However, when I've made a compile_fail doc test to ensure that duplicate patterns are always rejected, it failed (meaning the compilation passed). At first I though that the problem is in rustdoc, but latter testing showed that this is actually the rustc's behavior: if a lint is forbidden inside a macro and is issued inside the macro, then it is not shown and does not abort compilation in case of #[forbid].
This is a shame! I would expect #[forbid(unreachable_patterns)] actually work and catch wrong macro uses. This behavior seems hard to anticipate, in other words "footgun-y". This is especially annoying given that the calls in the same crate, where you are most likely to test your macros, do produce lints.
More precise explanation
Given these two crates:
// crate `a`
#[macro_export]
macro_rules! example {
() => {
#[forbid(unused_variables)]
const _: () = { let a = 0; };
}
}
example! {} // <-- invocation in `a`// crate `b`
a::example! {} // <-- invocation in `b`(play)
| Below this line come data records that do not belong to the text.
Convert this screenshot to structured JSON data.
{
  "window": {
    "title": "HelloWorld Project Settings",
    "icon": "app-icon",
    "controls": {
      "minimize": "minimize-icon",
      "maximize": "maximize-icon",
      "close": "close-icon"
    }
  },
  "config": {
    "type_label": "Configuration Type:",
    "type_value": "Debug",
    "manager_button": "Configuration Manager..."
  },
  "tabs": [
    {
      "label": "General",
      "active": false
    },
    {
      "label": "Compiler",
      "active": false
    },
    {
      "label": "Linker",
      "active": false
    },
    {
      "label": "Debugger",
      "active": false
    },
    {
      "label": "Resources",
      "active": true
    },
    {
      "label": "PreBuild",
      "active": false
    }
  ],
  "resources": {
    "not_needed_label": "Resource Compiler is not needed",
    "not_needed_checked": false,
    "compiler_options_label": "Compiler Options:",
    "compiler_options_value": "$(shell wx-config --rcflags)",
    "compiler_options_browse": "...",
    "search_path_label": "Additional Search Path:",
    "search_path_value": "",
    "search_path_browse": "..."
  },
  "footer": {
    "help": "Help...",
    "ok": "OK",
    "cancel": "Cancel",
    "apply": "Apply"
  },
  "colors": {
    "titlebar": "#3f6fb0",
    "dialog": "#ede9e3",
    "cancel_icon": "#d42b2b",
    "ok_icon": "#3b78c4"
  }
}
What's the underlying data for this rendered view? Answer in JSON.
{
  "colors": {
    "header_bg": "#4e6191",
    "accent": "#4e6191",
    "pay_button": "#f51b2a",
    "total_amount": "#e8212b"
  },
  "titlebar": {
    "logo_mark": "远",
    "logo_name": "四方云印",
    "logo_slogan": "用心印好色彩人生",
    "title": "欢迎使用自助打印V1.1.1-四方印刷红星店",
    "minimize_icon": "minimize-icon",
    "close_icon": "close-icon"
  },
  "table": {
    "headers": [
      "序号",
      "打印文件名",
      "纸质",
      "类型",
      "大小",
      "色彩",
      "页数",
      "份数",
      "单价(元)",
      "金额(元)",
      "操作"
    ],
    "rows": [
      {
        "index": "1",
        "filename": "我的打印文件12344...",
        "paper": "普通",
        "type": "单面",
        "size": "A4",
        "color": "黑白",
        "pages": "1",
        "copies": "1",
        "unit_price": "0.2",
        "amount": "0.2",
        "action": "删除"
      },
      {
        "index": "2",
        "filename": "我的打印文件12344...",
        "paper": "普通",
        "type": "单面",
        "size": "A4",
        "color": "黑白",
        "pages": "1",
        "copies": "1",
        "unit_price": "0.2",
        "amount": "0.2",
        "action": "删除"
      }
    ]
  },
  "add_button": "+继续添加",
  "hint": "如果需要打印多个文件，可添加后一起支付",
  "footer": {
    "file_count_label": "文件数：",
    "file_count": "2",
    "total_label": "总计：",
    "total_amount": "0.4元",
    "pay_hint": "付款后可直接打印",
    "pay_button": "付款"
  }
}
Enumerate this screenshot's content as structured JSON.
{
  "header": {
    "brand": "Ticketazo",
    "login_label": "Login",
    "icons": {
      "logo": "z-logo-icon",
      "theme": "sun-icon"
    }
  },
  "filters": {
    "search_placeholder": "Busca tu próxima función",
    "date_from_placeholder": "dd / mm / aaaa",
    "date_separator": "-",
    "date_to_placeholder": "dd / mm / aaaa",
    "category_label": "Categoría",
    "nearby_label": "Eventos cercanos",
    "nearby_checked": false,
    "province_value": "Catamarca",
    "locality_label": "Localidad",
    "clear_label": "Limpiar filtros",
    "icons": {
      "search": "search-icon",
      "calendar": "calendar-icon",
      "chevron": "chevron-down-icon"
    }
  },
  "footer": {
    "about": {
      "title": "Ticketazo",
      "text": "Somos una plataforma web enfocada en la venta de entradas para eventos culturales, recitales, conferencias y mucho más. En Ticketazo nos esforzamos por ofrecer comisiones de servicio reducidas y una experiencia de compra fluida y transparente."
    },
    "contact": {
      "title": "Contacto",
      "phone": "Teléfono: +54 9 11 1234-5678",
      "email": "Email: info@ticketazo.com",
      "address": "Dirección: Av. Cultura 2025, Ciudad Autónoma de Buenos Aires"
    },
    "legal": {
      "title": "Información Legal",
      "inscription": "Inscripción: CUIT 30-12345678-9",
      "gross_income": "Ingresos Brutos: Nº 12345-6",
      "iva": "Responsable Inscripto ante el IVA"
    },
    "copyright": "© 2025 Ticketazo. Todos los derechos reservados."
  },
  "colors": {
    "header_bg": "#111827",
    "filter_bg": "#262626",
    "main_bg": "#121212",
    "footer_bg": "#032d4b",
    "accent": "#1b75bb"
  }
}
Invocation in a fails the compilation because of the forbid. However, if you comment it out, the invocation in b compiles successfully, the lint and forbid are ignored. This is inconsistent, hard to test and error prone (especially if the lint is actually caused by the user input, as in my example in the story above).
Proposal?
I'd like to "fix" this, however, it's not clear what exact rules here should be, how much of a breaking change this is, etc. I'm opening this issue to hear the feedback.